Même si ce segment ne représente encore que 6 à 8 % du marché français, il bénéficie d’un effet “premiumisation” similaire à celui du vin : boire moins mais mieux. Une évolution qui pourrait remodeler la chaîne de valeur, en redonnant du pouvoir aux torréfacteurs indépendants et en repositionnant les grandes marques.
👁️ L’œil de l’expert
Le café n’est plus seulement une matière première agricole, il devient un baromètre économique. La flambée des prix reflète à la fois la vulnérabilité climatique des grandes zones de production et l’appétit croissant des marchés émergents. À court terme, les consommateurs devront absorber la hausse.

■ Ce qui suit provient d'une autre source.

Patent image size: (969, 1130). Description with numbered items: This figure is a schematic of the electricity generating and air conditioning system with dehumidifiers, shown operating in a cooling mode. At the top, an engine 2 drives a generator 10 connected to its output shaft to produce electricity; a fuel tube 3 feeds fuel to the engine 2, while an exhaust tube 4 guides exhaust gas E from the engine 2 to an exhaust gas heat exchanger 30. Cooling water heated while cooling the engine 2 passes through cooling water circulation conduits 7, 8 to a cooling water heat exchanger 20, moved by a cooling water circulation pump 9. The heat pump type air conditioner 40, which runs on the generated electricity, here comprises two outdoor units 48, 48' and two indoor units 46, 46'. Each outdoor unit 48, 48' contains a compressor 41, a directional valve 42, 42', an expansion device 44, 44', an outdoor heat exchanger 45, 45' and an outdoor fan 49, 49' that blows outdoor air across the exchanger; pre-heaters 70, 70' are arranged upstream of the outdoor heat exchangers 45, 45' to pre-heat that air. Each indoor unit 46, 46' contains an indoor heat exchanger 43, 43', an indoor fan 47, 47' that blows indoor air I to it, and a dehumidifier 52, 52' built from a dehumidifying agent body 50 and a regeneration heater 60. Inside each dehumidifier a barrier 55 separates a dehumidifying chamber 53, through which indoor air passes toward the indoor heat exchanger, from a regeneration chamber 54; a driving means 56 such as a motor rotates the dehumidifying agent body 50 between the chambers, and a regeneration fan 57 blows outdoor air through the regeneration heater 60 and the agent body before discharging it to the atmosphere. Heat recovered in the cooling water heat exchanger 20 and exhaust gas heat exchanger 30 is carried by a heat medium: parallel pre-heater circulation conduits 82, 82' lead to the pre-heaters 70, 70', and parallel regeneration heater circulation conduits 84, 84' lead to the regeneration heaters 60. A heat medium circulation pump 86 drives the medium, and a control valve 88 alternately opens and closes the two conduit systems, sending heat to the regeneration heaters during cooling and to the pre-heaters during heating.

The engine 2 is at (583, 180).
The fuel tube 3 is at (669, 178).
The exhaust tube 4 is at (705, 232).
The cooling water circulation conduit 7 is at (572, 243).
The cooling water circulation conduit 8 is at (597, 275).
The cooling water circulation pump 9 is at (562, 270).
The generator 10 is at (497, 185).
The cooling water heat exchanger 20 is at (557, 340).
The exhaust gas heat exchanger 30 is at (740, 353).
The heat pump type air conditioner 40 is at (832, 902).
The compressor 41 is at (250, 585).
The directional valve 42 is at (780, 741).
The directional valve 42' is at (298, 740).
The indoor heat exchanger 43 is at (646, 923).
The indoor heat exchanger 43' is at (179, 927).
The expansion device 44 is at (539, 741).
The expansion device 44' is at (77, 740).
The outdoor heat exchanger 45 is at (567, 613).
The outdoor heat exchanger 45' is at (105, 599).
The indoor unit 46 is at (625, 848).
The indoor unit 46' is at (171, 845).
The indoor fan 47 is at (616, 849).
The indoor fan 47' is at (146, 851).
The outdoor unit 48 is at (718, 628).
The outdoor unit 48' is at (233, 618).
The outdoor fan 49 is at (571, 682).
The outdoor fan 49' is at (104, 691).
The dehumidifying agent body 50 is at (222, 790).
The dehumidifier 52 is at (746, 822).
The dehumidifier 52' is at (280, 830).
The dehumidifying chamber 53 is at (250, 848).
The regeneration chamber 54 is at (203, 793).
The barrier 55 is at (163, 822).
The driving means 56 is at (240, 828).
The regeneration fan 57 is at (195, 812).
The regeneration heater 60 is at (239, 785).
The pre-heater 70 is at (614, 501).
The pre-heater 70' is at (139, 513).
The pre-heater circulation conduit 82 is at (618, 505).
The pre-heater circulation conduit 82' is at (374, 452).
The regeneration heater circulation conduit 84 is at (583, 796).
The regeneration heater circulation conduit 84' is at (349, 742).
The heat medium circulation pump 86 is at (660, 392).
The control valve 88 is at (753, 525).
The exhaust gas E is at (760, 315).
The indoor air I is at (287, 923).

À long terme, le secteur pourrait s’orienter vers une segmentation plus marquée : d’un côté, un café standard de plus en plus cher, de l’autre un café de spécialité hautement valorisé.
Pour les ménages comme pour les investisseurs, le café illustre une vérité simple : l’équilibre mondial des matières premières se joue désormais autant dans les champs que dans les tasses.